When the good folk at Orbit decided to pick up my Acts of Caine novels, they asked me to contribute a blog-post-slash-promotional-essay or two for their website. I dislike writing about myself in any kind of biographical sense; if I thought that where I was born, my family, education, hobbies and pets and private life generally were any of your business, I’d write memoirs, not heroic fantasy.
I also have very little interest in commenting on my stories. My comments are the stories. Now – despite my dislike – I’ve done both of these things, and reasonably often, because that’s what people keep telling me I have to do to promote my books. The Good Folk, however, gave me license to write whatever I want.
I want to write about what I believe.
Most of what follows will be about story, because I make stories the same way I breathe: even to pause requires an act of will, and if I ever stop, it’s because I’m dead.
So… This I believe:
Not all honest writing is good, but all good writing is honest.
What’s not said is as important as what is. Often more important. Most of the trick to writing is knowing what to leave out.

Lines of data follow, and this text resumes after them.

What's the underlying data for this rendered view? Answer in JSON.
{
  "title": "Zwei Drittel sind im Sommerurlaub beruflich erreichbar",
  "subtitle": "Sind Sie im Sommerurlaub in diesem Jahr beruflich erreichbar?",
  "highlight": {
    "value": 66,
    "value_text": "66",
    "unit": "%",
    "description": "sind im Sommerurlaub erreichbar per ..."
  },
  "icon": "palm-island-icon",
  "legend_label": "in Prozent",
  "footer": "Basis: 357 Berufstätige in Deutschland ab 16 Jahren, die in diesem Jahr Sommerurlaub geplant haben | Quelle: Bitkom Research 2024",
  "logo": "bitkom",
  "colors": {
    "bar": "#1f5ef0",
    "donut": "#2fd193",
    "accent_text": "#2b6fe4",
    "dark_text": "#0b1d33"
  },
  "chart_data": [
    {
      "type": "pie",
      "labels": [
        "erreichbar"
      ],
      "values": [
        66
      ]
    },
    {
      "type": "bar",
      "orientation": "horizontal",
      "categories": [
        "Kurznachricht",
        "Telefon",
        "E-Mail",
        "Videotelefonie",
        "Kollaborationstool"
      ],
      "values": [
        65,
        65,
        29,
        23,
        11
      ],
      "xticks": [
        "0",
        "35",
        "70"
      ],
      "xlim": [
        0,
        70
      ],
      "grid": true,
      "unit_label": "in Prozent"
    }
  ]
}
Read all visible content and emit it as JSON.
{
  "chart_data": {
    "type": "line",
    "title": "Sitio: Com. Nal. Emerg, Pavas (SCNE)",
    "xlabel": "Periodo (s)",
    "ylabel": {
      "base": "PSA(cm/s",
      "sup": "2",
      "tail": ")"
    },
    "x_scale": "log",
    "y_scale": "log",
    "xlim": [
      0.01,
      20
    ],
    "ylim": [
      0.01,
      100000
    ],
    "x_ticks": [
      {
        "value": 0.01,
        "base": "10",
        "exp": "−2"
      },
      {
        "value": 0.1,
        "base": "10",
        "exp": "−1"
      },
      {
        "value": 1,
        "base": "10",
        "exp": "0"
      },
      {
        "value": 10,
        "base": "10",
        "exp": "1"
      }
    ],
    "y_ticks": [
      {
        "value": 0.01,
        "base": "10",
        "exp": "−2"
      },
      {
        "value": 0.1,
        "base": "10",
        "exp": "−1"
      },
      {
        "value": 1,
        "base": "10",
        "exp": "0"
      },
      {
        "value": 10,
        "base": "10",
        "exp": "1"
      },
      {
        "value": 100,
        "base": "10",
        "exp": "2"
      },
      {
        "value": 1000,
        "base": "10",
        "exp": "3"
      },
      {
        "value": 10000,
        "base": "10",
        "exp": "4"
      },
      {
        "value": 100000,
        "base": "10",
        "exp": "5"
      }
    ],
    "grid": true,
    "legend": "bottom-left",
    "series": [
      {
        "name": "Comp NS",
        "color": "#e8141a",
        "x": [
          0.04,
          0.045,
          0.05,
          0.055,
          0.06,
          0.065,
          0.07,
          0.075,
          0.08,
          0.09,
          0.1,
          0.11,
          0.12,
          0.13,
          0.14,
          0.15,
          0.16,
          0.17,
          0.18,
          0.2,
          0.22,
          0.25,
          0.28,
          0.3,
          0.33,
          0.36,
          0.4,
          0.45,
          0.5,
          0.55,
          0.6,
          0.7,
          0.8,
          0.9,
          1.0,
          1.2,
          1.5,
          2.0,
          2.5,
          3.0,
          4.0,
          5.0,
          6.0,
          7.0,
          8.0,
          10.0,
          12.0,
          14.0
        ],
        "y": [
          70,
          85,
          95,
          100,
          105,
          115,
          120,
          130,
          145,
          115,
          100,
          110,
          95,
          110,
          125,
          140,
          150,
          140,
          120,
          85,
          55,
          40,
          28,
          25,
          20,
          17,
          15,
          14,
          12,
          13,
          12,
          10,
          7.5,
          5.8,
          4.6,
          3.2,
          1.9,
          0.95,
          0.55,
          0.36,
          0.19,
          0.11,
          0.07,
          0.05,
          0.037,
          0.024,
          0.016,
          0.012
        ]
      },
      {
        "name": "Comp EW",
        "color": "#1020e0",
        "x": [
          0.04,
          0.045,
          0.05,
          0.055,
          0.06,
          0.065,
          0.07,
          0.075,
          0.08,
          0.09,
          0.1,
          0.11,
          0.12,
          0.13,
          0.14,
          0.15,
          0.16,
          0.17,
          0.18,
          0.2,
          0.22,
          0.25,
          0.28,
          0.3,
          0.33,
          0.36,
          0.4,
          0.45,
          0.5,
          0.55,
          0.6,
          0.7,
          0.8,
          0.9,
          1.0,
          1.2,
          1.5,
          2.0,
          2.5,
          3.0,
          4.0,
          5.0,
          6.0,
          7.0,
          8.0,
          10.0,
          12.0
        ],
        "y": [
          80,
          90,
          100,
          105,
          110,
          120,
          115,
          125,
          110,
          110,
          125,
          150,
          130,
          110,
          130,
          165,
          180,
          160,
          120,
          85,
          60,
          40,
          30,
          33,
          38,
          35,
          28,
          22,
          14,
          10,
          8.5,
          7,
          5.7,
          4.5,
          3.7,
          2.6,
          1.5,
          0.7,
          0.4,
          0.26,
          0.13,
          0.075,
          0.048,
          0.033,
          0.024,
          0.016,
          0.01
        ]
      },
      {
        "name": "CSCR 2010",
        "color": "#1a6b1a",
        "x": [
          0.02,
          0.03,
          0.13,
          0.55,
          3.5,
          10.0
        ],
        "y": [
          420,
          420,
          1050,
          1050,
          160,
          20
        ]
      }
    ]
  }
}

It’s easier to make people cry if you’ve already made them laugh. And vice versa.
Whatever a story’s other virtues, if it’s not entertaining you, you’re wasting your time. A story is only great if it’s great for you. Personally.
What any work of art means depends on who you are when you look at it. What you get out of a book depends on what you bring to it. A book is only marks on a page (or pixels on a screen). The story is what happens in your imagination as you scan those marks. Books aren’t deep. Some readers are.